Authorship Attribution (AA) is the task of determining the author of a text from a set of candidates. It requires text features to be represented according to rigorous experiments. In the context of machine learning, AA can be regarded as a multi-class, single-label text classification problem. Its applications include plagiarism detection and forensic linguistics as well as research in literature.
In the current study, we aimed to develop three different n-gram models to identify authors of various fan-fictional texts. Each of the three models was developed as a variable-length n-gram model. We implemented both a standard character n-gram model (2−5 gram), a distorted character n-gram model (1−3 gram) and a word n-gram model (1−3 gram) to not only capture the syntactic features, but also the lexical features and content of a given text. Token weighting was performed through term-frequency inverse-document frequency (tf-idf) computation. For each of the three models, we implemented a linear Support Vector Machine (SVM) classifier, and in the end applied a soft voting procedure to take the average of the classifiers’ results (i.e., ensemble SVM).
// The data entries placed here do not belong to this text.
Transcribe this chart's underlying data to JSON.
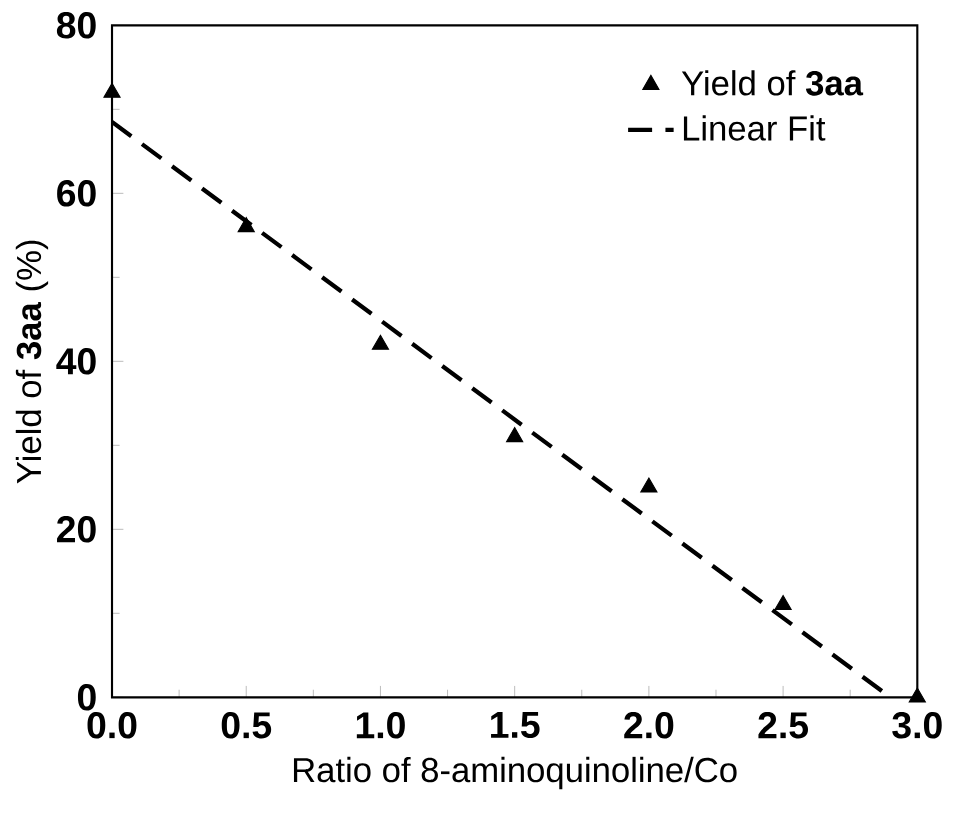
{
  "chart_data": {
    "type": "scatter",
    "xlabel": "Ratio of 8-aminoquinoline/Co",
    "ylabel": "Yield of **3aa** (%)",
    "xlim": [
      0,
      3
    ],
    "ylim": [
      0,
      80
    ],
    "xticks": [
      {
        "value": 0,
        "label": "0.0"
      },
      0.5,
      {
        "value": 1,
        "label": "1.0"
      },
      1.5,
      {
        "value": 2,
        "label": "2.0"
      },
      2.5,
      {
        "value": 3,
        "label": "3.0"
      }
    ],
    "yticks": [
      0,
      20,
      40,
      60,
      80
    ],
    "legend": "top right",
    "grid": false,
    "series": [
      {
        "name": "Yield of **3aa**",
        "color": "#000000",
        "marker": "triangle",
        "x": [
          0,
          0.5,
          1,
          1.5,
          2,
          2.5,
          3
        ],
        "values": [
          72,
          56,
          42,
          31,
          25,
          11,
          0
        ]
      },
      {
        "name": "Linear Fit",
        "type": "line",
        "color": "#000000",
        "line_style": "dashed",
        "marker": "none",
        "x": [
          0,
          2.9
        ],
        "values": [
          68.5,
          0
        ]
      }
    ]
  }
}
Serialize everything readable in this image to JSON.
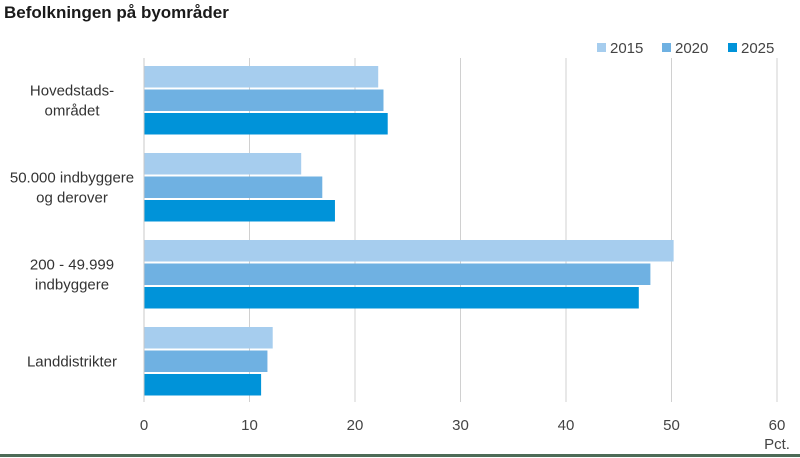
{
  "chart_data": {
    "type": "bar",
    "orientation": "horizontal",
    "title": "Befolkningen på byområder",
    "xlabel": "Pct.",
    "ylabel": "",
    "xlim": [
      0,
      60
    ],
    "xticks": [
      0,
      10,
      20,
      30,
      40,
      50,
      60
    ],
    "grid": true,
    "legend_position": "top-right",
    "categories": [
      [
        "Hovedstads-",
        "området"
      ],
      [
        "50.000 indbyggere",
        "og derover"
      ],
      [
        "200 - 49.999",
        "indbyggere"
      ],
      [
        "Landdistrikter"
      ]
    ],
    "series": [
      {
        "name": "2015",
        "color": "#a6cdee",
        "values": [
          22.2,
          14.9,
          50.2,
          12.2
        ]
      },
      {
        "name": "2020",
        "color": "#6fb1e2",
        "values": [
          22.7,
          16.9,
          48.0,
          11.7
        ]
      },
      {
        "name": "2025",
        "color": "#0093d9",
        "values": [
          23.1,
          18.1,
          46.9,
          11.1
        ]
      }
    ]
  }
}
Results showed, that among the three individual models, the standard character n-gram model performed best. However, the combination of all three classifier’s predictions yielded the best results overall. To enhance computational efficiency, we computed dimensionality reduction using Singular Value Decomposition (SVD) before fitting the SVMs with training data.
With a run time of approximately 180 seconds for all 20 problems, we achieved a macro F1-score of 70.5% for the development corpus and a F1-score of 69% for the competition’s test corpus, which significantly outperformed the PAN 2019 baseline classifier. Thus, we have shown that it is not a single feature representation that will yield accurate classifications, but rather the combination of various text representations that will depict an author’s writing style most thoroughly.
The code for our approach can be found in the provided Jupyter notebook.